Star internationale, premier homme noir champion du monde et révolutionnaire du football, mais qui est vraiment José Leandro Andrade, cette étoile déchue, qui a ébloui ce sport en son temps et fini à la rue ? Retour sur sa cruelle descente aux enfers.
Il est la première star noire que la planète foot ait connue. Nous sommes dans les années 1920, et cette décennie va être celle du joueur de la Céleste.
L’ascension d’un protagoniste
Salto, petite ville d’Uruguay située aux portes de l’Argentine qui doit son nom au fleuve frontalier. C’est ici que le petit José voit le jour, dans la même ville qui verra naître Luis Suárez et Edinson Cavani 86 ans plus tard. Fruit de l’union d’une argentine et d’un ancien esclave arrivé au Brésil en provenance d’Afrique de l’Ouest au cours du siècle précédent. C’est dans la pauvreté la plus totale que le petit uruguayen grandit, dormant à même le sol dans un foyer privé d’eau et d’électricité. Élève appliqué, il apprend à jouer au football sur un stabilisé rouge et poussiéreux sans lignes de touches. Mais dès l’adolescence, Andrade quitte l’école, il rêve de partir loin de sa ville natale. Il va alors vivre chez une tante à Montevideo avec l’objectif d’évoluer au football et passe ses journées comme cireur de chaussures et musicien pour subvenir à ses besoins.

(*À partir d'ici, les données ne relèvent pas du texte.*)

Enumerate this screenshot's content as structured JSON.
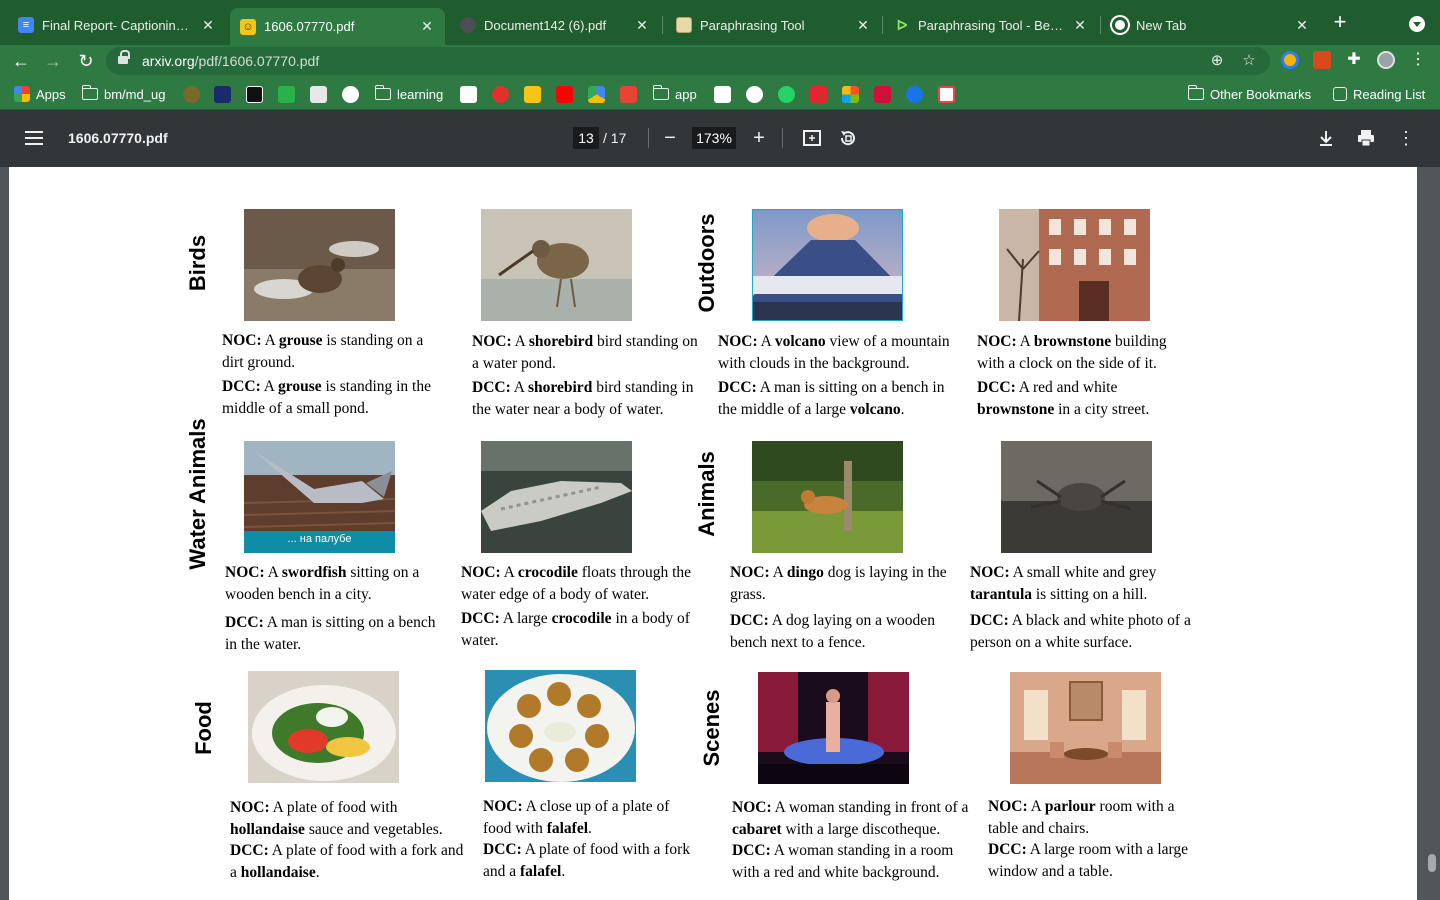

Après être rentré au Club de l’Atlético Peñarol, (club omnisports uruguayen basé à Montevideo, particulièrement réputé pour son succès dans la section football) Andrade rejoint le club de Misiones, mais il ne joue pas avec les pros. Par la suite, convié par le légendaire défenseur uruguayen José Nasazzi, il intègre les rangs de Bella Vista, club avec lequel il signe son premier contrat professionnel au poste de demi-droit (milieu droit). Avec lui, le club accède à la Primera Division (1923), la saison suivante il finit même à la troisième place du championnat. Pourtant doté d’un physique puissant (1m80, 79 kg), Andrade éblouit surtout par son élégance. A une époque où le football est avant tout physique, son jeu de corps, ses feintes et sa maîtrise technique en font un joueur singulier. Il intègre alors rapidement les rangs de la sélection avec laquelle il remporte la Copa América en 1923 et 1924.
La Merveille Noire
Bien avant Ronaldinho et Neymar, Andrade aussi est venu à Paris faire danser les défenseurs français, lors des Jeux Olympiques 1924. Footballeur le jour et star de la vie nocturne, il est devenu une star internationale cet été-là et sa carrière a pris un tournant décisif. Brillant sur les terrains, le grand meneur uruguayen et ses costumes élégants embrasent la capitale. Les stades, aux trois quart vides pour les premiers matchs, se remplissent alors pour le voir en action. Dans les journaux on parle de « la Merveille Noire ». Cinq victoires plus tard et plus de vingt buts marqués, le joueur de la Céleste et ses compatriotes remportent la médaille d’or après avoir facilement battus la Suisse en finale. L’histoire raconte même que, face à la France, les Uruguayens qui menaient 1-0 à la mi-temps avaient décidé de ralentir, pour ne pas humilier leurs hôtes. Après le tournoi, Andrade restera plusieurs mois à Paris, le temps pour lui de goûter aux joies des nuits parisiennes.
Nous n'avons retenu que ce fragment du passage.